[ogg-dev] Fixing ogg vorbis corruption caused by bad metadata
Adam Rosi-Kessel
adam at rosi-kessel.org
Wed Jun 17 17:34:02 PDT 2009
I have over 1,000 ogg vorbis files that are no longer playable or
editable. I believe the main cause was a MediaMonkey plugin that
automatically fetched album art and added it to the header. The plugin
itself just uses the generic MediaMonkey metadata facility, but
something happened -- perhaps when the album art bitmap image was too
large -- that caused the files to no longer work. Unfortunately, I don't
have backups.
I have noticed a handful of unresolved threads about ogg corruption on
various message boards, so I suspect I am not alone in having, for one
reason or another, unplayable oggs.
I have tried rewriting the files with oggz-sort (both last release and
latest from git) and also with hogg reconstruct (including latest
version built from source). I have also tried dumping the files with
oggz-dump and swapping in either packetno 1 or 1,2 or 1,2,3 from a known
good ogg file, replacing the serialnos, and then recreating the ogg with
oggz-dump -r. None of these changes work. vlc will "play" the file, but
all I hear is silence.
In a few instances, I have had ogg files in this state where they played
but I couldn't edit the metadata with any tool. hogg reconstruct fixed
those files so they seem to be fully working again, but most of my
corrupted files don't fall into this category.

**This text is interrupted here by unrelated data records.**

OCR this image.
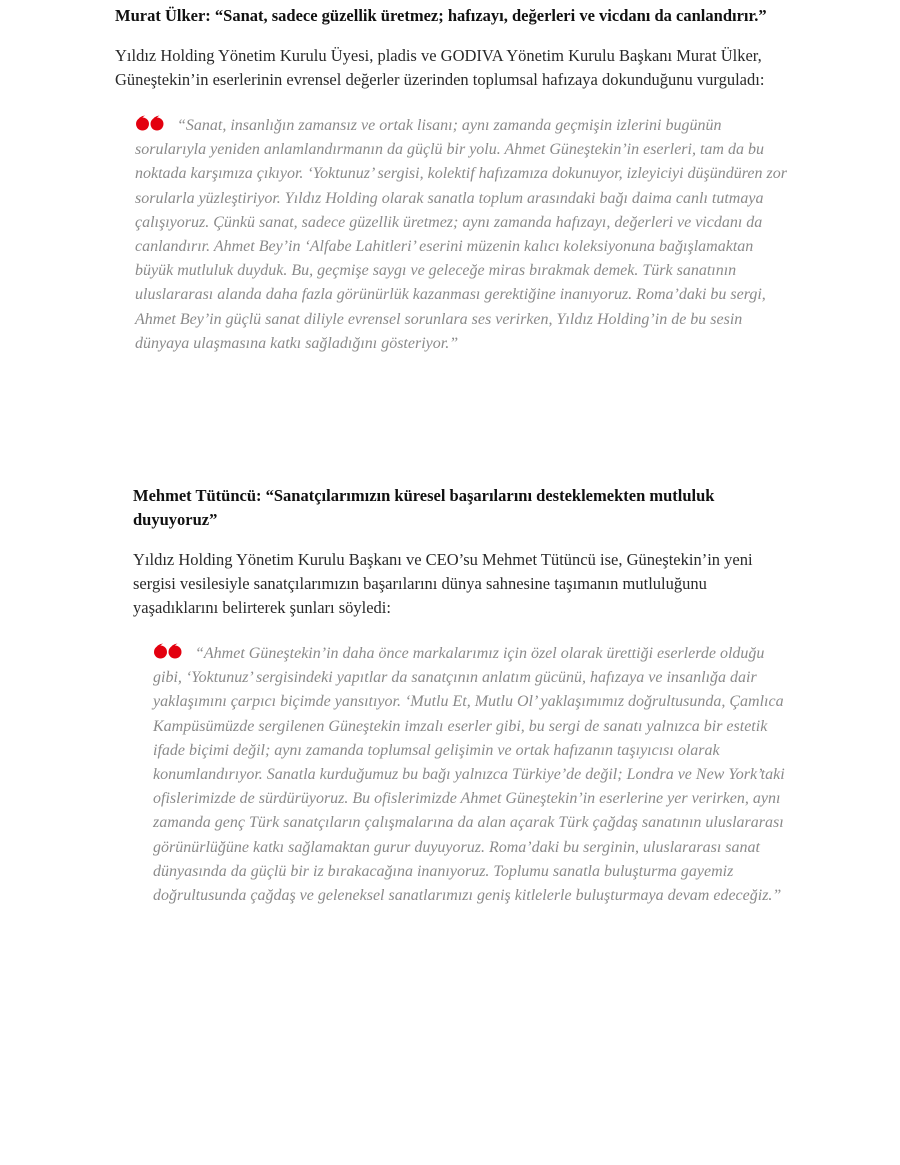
Murat Ülker: “Sanat, sadece güzellik üretmez; hafızayı, değerleri ve vicdanı da canlandırır.”

Yıldız Holding Yönetim Kurulu Üyesi, pladis ve GODIVA Yönetim Kurulu Başkanı Murat Ülker, Güneştekin’in eserlerinin evrensel değerler üzerinden toplumsal hafızaya dokunduğunu vurguladı:

“Sanat, insanlığın zamansız ve ortak lisanı; aynı zamanda geçmişin izlerini bugünün sorularıyla yeniden anlamlandırmanın da güçlü bir yolu. Ahmet Güneştekin’in eserleri, tam da bu noktada karşımıza çıkıyor. ‘Yoktunuz’ sergisi, kolektif hafızamıza dokunuyor, izleyiciyi düşündüren zor sorularla yüzleştiriyor. Yıldız Holding olarak sanatla toplum arasındaki bağı daima canlı tutmaya çalışıyoruz. Çünkü sanat, sadece güzellik üretmez; aynı zamanda hafızayı, değerleri ve vicdanı da canlandırır. Ahmet Bey’in ‘Alfabe Lahitleri’ eserini müzenin kalıcı koleksiyonuna bağışlamaktan büyük mutluluk duyduk. Bu, geçmişe saygı ve geleceğe miras bırakmak demek. Türk sanatının uluslararası alanda daha fazla görünürlük kazanması gerektiğine inanıyoruz. Roma’daki bu sergi, Ahmet Bey’in güçlü sanat diliyle evrensel sorunlara ses verirken, Yıldız Holding’in de bu sesin dünyaya ulaşmasına katkı sağladığını gösteriyor.”

Mehmet Tütüncü: “Sanatçılarımızın küresel başarılarını desteklemekten mutluluk duyuyoruz”

Yıldız Holding Yönetim Kurulu Başkanı ve CEO’su Mehmet Tütüncü ise, Güneştekin’in yeni sergisi vesilesiyle sanatçılarımızın başarılarını dünya sahnesine taşımanın mutluluğunu yaşadıklarını belirterek şunları söyledi:

“Ahmet Güneştekin’in daha önce markalarımız için özel olarak ürettiği eserlerde olduğu gibi, ‘Yoktunuz’ sergisindeki yapıtlar da sanatçının anlatım gücünü, hafızaya ve insanlığa dair yaklaşımını çarpıcı biçimde yansıtıyor. ‘Mutlu Et, Mutlu Ol’ yaklaşımımız doğrultusunda, Çamlıca Kampüsümüzde sergilenen Güneştekin imzalı eserler gibi, bu sergi de sanatı yalnızca bir estetik ifade biçimi değil; aynı zamanda toplumsal gelişimin ve ortak hafızanın taşıyıcısı olarak konumlandırıyor. Sanatla kurduğumuz bu bağı yalnızca Türkiye’de değil; Londra ve New York’taki ofislerimizde de sürdürüyoruz. Bu ofislerimizde Ahmet Güneştekin’in eserlerine yer verirken, aynı zamanda genç Türk sanatçıların çalışmalarına da alan açarak Türk çağdaş sanatının uluslararası görünürlüğüne katkı sağlamaktan gurur duyuyoruz. Roma’daki bu serginin, uluslararası sanat dünyasında da güçlü bir iz bırakacağına inanıyoruz. Toplumu sanatla buluşturma gayemiz doğrultusunda çağdaş ve geleneksel sanatlarımızı geniş kitlelerle buluşturmaya devam edeceğiz.”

oggz-validate reports on an example file:
serialno 1225743615: Terminal header page contains non-header packet
after attempting to splice in good headers, on the same file:
serialno 1225743615: Terminal header page has non-zero granulepos
I have posted a couple of sample files, one before and one after running
through oggz-sort, here:
http://adam.rosi-kessel.org/bugs/liboggz/484/
I'm not sure if all of my files have the same problem, so I can share
others if it would be helpful.
I'd appreciate any assistance/suggestions in fixing these files. I don't
see any reason why the corruption should extend beyond just the metadata
part of the file, but I could of course be wrong.